Seamless signal switching

Seamless signal switching is viewer-imperceptible failover between hot-standby redundant broadcast streams. Gaps on one contribution leg are concealed by another leg at the packet layer, so the viewer never sees a stutter, frame drop, or reconnect.

Distinct from generic failover

Generic failover (cold-standby → health check → promote) has observable latency — at minimum a frame drop, often a stutter or reconnect. Seamless switching is designed to be undetectable:

  • Both legs flow continuously (hot-standby, no promotion latency)
  • Packet-layer merging at the receiver rather than frame-layer selection
  • Sub-frame failover granularity — losses on one leg are filled by the other within the same frame

This is distinct from graceful degradation, which explicitly allows a reduced-quality but observable mode. Seamless means the viewer notices nothing.
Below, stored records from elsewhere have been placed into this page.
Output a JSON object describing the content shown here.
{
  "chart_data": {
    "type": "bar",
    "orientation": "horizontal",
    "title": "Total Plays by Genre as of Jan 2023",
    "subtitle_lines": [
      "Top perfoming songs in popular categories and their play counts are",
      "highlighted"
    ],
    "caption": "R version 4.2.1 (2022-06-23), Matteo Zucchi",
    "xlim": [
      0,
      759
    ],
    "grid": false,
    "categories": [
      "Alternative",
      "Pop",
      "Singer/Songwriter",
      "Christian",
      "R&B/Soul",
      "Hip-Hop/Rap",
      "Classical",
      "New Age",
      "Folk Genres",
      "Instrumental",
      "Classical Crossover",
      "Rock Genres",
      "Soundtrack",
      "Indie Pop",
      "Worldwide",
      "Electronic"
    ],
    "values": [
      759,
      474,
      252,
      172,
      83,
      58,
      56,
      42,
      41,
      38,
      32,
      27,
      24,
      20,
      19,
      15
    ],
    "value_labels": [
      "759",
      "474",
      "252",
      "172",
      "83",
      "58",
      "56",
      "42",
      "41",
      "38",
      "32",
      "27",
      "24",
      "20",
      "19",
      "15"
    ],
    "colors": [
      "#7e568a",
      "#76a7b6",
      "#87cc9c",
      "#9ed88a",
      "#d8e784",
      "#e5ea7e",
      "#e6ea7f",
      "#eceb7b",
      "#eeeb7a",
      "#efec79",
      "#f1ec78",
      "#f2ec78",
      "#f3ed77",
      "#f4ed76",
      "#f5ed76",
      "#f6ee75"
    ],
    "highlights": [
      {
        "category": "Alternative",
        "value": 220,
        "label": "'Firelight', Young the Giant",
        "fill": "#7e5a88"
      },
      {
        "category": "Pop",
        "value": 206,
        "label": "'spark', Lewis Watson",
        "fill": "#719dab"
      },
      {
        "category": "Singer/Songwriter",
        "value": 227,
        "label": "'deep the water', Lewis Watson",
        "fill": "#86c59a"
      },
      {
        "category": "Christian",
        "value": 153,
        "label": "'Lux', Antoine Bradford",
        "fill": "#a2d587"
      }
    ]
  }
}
Canonical instance — SMPTE 2022-7

The broadcast-industry standard for seamless IP video switching is SMPTE 2022-7. Two identical streams are sent over physically independent paths; the receiver reassembles a single output by consuming packets from whichever leg delivered them first.

Why it matters for live

Live broadcast has "no ability to pause or roll back" (per Netflix's 2026-04-17 Human Infrastructure post). Any observable failover is a viewer-visible defect. The combination of triple-redundant contribution at the venue + seamless switching at the BOC is how Netflix Live guarantees reliability under leg failures without using observable-failover mechanisms.